Yenagoa—Some concerned youths in the Niger Delta have expressed their frustrations with the federal government “for not carrying along the educated and non-violent youths in the region just as it does to ex-agitators.”
They said the government should also engage educated youths in the region and not only ex-militants in respect of employment and other government programmes meant for the region.
This is following the federal government’s re-awarding of a multi-million dollar pipeline surveillance deal to a former leader of the Movement for the Emancipation of the Niger Delta (MEND), Government Ekpemupolo (Tompolo) last week.
President of the Niger Delta Nonviolence Agitators Forum (NDNAF), Comrade Wisdom Ikuli in a statement on Sunday said the Federal Government should stop to undermine the non-violent yet unemployed youths in the region.
Ikuli who commended the government for re-awarding the surveillance contract also lamented that the only language the government understands now is violence.
“While we commend the FG and the NNPC Limited for re-awarding the surveillance contract to some leaders in the Niger Delta, the FG and NNPC Limited should stop undermining peaceful, nonviolent, resourceful, and highly educated but unemployed young men and women who are allowed to roam the streets of our cities, towns, and villages without employments or any form of support or even incentives.
“Has the government ever imagined what will happen if the highly educated but unemployed and neglected millions of peaceful, nonviolent graduates decide to pick up arms against the government and multinationals?
“It is becoming obvious that the only language the government understands is violence.”
Similarly, a lecturer at the Federal University Otuoke, Prince Tokpo Coronation, in a recent Facebook post, lamented the perceived neglect of schooled youths in the region, saying there is no motivation to be peaceful in the Niger Delta.
According to him, the region will continue to grapple with underdevelopment if it continues to exclude its educated youths in the scheme of things.
“It is not easy for youths to stay out of organized violence in the Niger Delta. There is no motivation to be peaceful and reasonable here.
“A region that completely neglects and ignores the educated and peaceful people in the scheme of things cannot make any profound progress.”
The lecturer further opined that ex-agitators have benefitted the most in the majority of the programmes and ministries established for the region including the Presidential Amnesty Programme (PAP), the Niger Delta Development Commission (NDDC), and the Ministry Niger Delta Affairs and surveillance contracts.
While maintaining that he is not against those behind the armed struggle in the region, Tokpo appealed for the educated youths in the region to be incorporated into the surveillance job.

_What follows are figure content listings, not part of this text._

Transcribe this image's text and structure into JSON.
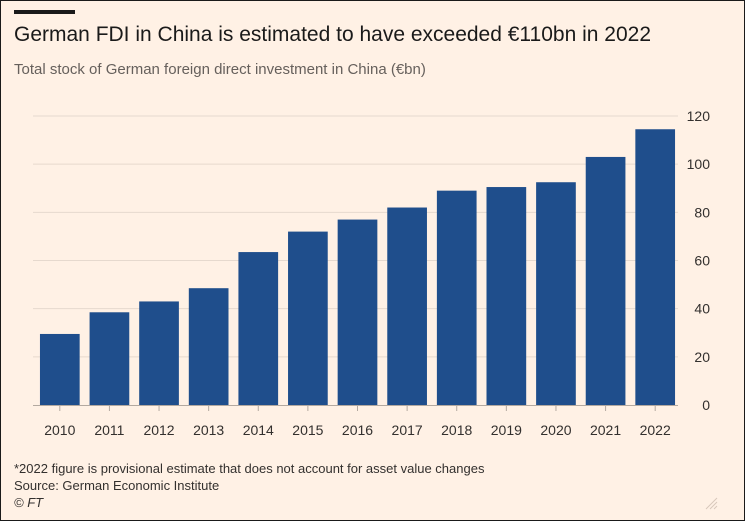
{
  "title": "German FDI in China is estimated to have exceeded €110bn in 2022",
  "subtitle": "Total stock of German foreign direct investment in China (€bn)",
  "footnote": "*2022 figure is provisional estimate that does not account for asset value changes",
  "source": "Source: German Economic Institute",
  "credit": "© FT",
  "colors": {
    "bar": "#1f4e8c",
    "grid": "#e6d9ce",
    "background": "#fff1e5",
    "text": "#33302e"
  },
  "chart_data": {
    "type": "bar",
    "title": "German FDI in China is estimated to have exceeded €110bn in 2022",
    "subtitle": "Total stock of German foreign direct investment in China (€bn)",
    "xlabel": "",
    "ylabel": "",
    "categories": [
      "2010",
      "2011",
      "2012",
      "2013",
      "2014",
      "2015",
      "2016",
      "2017",
      "2018",
      "2019",
      "2020",
      "2021",
      "2022"
    ],
    "values": [
      29.5,
      38.5,
      43,
      48.5,
      63.5,
      72,
      77,
      82,
      89,
      90.5,
      92.5,
      103,
      114.5
    ],
    "ylim": [
      0,
      120
    ],
    "yticks": [
      0,
      20,
      40,
      60,
      80,
      100,
      120
    ],
    "y_axis_side": "right",
    "grid": true
  }
}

“I am not against those who were involved in the armed struggle benefitting. Their activities brought our region to the limelight and national reckoning, but GOC Tompolo should incorporate the peaceful and educated ones too in this surveillance job.
“The current system will only make violence vicious and cyclical in the Niger Delta. Carry the educated ones along too,” he said.
Commenting on Tokpo’s post, a Yenagoa-based banker and entrepreneur, Mr. Padeware Aladei stressed the need to engage unemployed graduates in the Niger Delta.
Aladei opined that young people no longer believe education is the key to success, adding that the neglect of intellectuals has made the country stagnant.
He said if the country must experience economic stability and growth, then leaders must balance the engagement of both educated and uneducated people in the country.
He said, “Our young ones no longer believe education is key rather they believe crime leads to fast growth and high political, societal, and economic patronage.
“The reluctant nature to value those with sound intellectual ideas has kept our nation at a grinding halt.
“Our leaders must learn how to balance both extreme forces to achieve the desired economic stability and growth.”